The Adelphi Community is an intentional community, population 16, 25 miles east of Dallas, Texas, United States. It has streets, private homes, eight townhouses, a community well, community gardens and a sewage treatment plant.

==History==
The community was built by members of the Adelphi Organization, founded by Richard Kieninger in 1976. During the 1950s, Kieninger had been a student of the Lemurian Fellowship in Ramona, California, which teaches Lemurian Philosophy. In 1963, Kieninger published his own book, The Ultimate Frontier, under the pen name Eklal Kueshana.

===Community philosophies===
The Ultimate Frontier details tenets of Lemurian Philosophy, which stresses love and positive living.
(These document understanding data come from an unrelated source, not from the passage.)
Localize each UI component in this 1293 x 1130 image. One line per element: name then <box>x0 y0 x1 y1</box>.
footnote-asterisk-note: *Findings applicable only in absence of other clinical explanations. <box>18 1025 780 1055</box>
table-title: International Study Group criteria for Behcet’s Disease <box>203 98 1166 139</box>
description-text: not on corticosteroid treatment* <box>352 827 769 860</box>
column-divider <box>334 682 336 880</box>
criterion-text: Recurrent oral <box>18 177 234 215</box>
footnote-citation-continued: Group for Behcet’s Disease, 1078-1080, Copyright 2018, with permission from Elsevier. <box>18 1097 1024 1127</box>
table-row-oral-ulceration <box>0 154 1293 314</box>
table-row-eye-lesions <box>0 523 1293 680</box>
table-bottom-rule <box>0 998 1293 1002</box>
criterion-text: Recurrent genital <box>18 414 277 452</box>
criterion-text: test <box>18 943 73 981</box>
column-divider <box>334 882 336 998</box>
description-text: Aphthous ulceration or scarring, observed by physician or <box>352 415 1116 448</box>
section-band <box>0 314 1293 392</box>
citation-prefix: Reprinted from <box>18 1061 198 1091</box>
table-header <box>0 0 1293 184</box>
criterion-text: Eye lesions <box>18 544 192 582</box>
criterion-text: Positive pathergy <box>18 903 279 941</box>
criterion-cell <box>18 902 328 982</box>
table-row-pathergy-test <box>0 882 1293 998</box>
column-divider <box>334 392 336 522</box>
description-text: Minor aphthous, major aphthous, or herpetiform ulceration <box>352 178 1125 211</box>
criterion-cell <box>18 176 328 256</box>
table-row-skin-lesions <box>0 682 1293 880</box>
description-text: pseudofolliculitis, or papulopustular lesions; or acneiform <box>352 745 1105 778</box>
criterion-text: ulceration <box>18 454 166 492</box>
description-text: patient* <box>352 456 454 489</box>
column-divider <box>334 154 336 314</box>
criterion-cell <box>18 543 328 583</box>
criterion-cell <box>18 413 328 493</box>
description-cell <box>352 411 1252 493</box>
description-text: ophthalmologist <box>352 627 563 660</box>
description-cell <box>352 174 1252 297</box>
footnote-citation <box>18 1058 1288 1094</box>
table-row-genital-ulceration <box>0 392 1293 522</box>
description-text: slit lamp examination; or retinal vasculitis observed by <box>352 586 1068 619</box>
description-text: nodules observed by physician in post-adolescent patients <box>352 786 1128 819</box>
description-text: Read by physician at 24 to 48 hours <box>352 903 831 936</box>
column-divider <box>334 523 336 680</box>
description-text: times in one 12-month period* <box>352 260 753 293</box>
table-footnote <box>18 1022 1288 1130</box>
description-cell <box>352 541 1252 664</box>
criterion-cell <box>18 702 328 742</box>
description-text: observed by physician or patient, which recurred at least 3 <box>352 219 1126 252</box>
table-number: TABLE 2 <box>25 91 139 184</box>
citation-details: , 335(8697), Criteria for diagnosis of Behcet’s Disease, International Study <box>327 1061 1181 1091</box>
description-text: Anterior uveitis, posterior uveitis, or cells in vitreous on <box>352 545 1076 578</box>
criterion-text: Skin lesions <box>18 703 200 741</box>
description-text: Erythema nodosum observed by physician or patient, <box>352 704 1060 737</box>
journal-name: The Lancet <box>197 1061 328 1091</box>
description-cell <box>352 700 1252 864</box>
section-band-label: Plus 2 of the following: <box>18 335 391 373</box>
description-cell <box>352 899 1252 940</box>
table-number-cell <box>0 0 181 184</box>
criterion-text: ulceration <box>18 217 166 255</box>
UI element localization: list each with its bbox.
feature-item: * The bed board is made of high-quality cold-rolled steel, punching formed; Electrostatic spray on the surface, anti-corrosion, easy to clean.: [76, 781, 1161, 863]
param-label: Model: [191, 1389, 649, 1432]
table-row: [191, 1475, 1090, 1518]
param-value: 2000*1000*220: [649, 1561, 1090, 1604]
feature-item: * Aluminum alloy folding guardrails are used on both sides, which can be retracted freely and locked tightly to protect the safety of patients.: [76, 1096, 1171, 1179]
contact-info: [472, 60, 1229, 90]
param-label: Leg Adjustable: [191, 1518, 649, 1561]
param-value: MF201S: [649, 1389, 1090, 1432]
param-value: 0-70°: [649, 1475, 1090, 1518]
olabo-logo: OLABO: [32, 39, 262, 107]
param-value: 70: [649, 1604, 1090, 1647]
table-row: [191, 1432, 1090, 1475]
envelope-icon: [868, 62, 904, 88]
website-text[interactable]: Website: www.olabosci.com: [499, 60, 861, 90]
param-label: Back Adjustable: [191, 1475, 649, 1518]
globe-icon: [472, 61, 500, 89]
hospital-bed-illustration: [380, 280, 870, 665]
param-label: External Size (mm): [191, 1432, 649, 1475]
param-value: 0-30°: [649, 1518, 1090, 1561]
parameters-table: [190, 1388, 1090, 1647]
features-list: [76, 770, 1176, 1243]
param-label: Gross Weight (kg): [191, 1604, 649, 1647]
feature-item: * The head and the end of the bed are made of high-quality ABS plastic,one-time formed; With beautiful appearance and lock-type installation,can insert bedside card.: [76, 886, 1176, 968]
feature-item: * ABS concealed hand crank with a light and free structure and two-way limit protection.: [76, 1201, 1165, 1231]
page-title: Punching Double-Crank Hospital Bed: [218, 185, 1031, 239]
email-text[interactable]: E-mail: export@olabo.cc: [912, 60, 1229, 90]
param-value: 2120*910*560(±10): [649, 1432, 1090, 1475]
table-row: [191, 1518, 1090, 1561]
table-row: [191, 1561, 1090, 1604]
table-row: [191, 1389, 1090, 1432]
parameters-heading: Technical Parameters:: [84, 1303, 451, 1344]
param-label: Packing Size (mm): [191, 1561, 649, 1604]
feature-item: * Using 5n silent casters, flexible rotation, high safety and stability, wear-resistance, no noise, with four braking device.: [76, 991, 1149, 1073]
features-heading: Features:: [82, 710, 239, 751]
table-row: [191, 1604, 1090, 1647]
Early editions also included predictions Kieninger claimed were provided by representatives of secret organizations known as Brotherhoods. Kieninger wrote that nuclear war would begin in November 1999, culminating in worldwide devastation, and that natural cataclysms would begin on May 5, 2000, submerging most of the United States and producing a new land mass in the Pacific Ocean. There, the Nation of God would be built. When neither event occurred, he said he had misunderstood the Brotherhoods' predictions. The 2000 edition, published by the Adelphi Organization, continues to include general predictions of Armageddon and Doomsday, but without dates.

Kieninger lived at Adelphi until his death, of esophageal cancer, in early 2002. He never explained the failure of his predictions.

==Community purpose==
The Adelphi Organization's website says:

"...The Adelphi Organization was founded...to help create the climate and institutional patterns to be used initially in the Nation of God, by sponsoring the development of the community of Adelphi, Texas. The membership has accepted the responsibility for being a precursor city to the Nation of God and educating future generations in the Lemurian Philosophy. It is our job to survive the cataclysm (Armageddon and Doomsday, ed.) by means of technology and positive karma and quickly rebuild and establish a highly cultured Lemurian civilization."

Residence is limited to members of The Adelphi Organization, which also manages community affairs.

==Sister communities==
The Adelphi Community has a sister community in Stelle, Illinois, which was founded in 1973, also based on Kieninger's writings. Residence there has been open to anyone since 1983 and the community disavowed Kieninger in 1985. The population of the Stelle Community is 101.